January 20, 2007
A quote from Jonathan Lear's Radical Hope: Ethics in the Face of Cultural Devastation (2006).This is a text that addresses the vulnerability in pur way of life. The text argues that humans, are by nature cultural animals, in that we necessarily inhabit a way of life that is expressed in a culture. But our way of life --whatever it is-- is vulnerable in various ways. And we, as participants in that way of life, thereby inherit a vulnerability. Lear says:
We live at a time of a heightened sense that civilizations are themselves vulnerable (to destruction, devastation and extinction). Events around the world --terrorist attacks, violent social upheavals, and even natural catastrophes--have left us with an uncanny sense of menace.
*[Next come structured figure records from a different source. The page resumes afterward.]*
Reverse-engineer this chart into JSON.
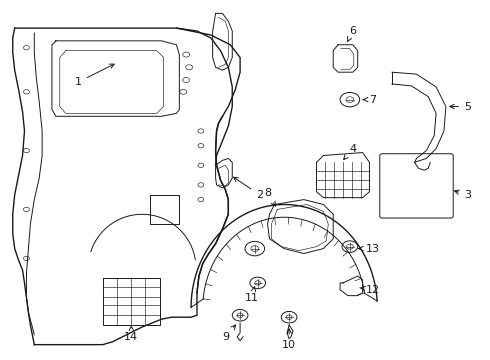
{
  "background_color": "#ffffff",
  "line_color": "#1a1a1a",
  "lw_main": 1.0,
  "lw_thin": 0.7,
  "lw_fine": 0.45,
  "figsize": [
    4.9,
    3.6
  ],
  "dpi": 100
}
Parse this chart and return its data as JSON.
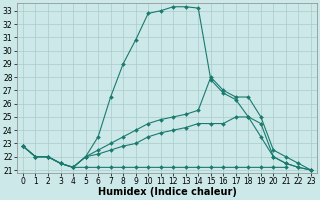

We seem to be aware of a shared vulnerability that we cannot quite name. I suspect that this feeling has provoked the widespread intolerance that we see around us today --from all points on the political spectrum. It is as though, without insistence that our outlook is correct, the outlook itself might collapse. Perhaps if we could give a name to our shared sense of vulnerability, we could find better ways to live with it
Should our way of life break down, that is our problem. Such vulnerability has to do with the possibility of losing the core concepts in terms of which we understand ourselves, the world in which we live, and which give meaning to our lives individually and collectively, and finding ourselves subsequently confronted with the radical possibility of 'happenings' breaking down and becoming meaningless.
Don't we already have a name for that kind of cultural breakdown--the one Nietzsche gave to it. Nihilism? So how should we face the possibility that one's culture might collapse in this sense?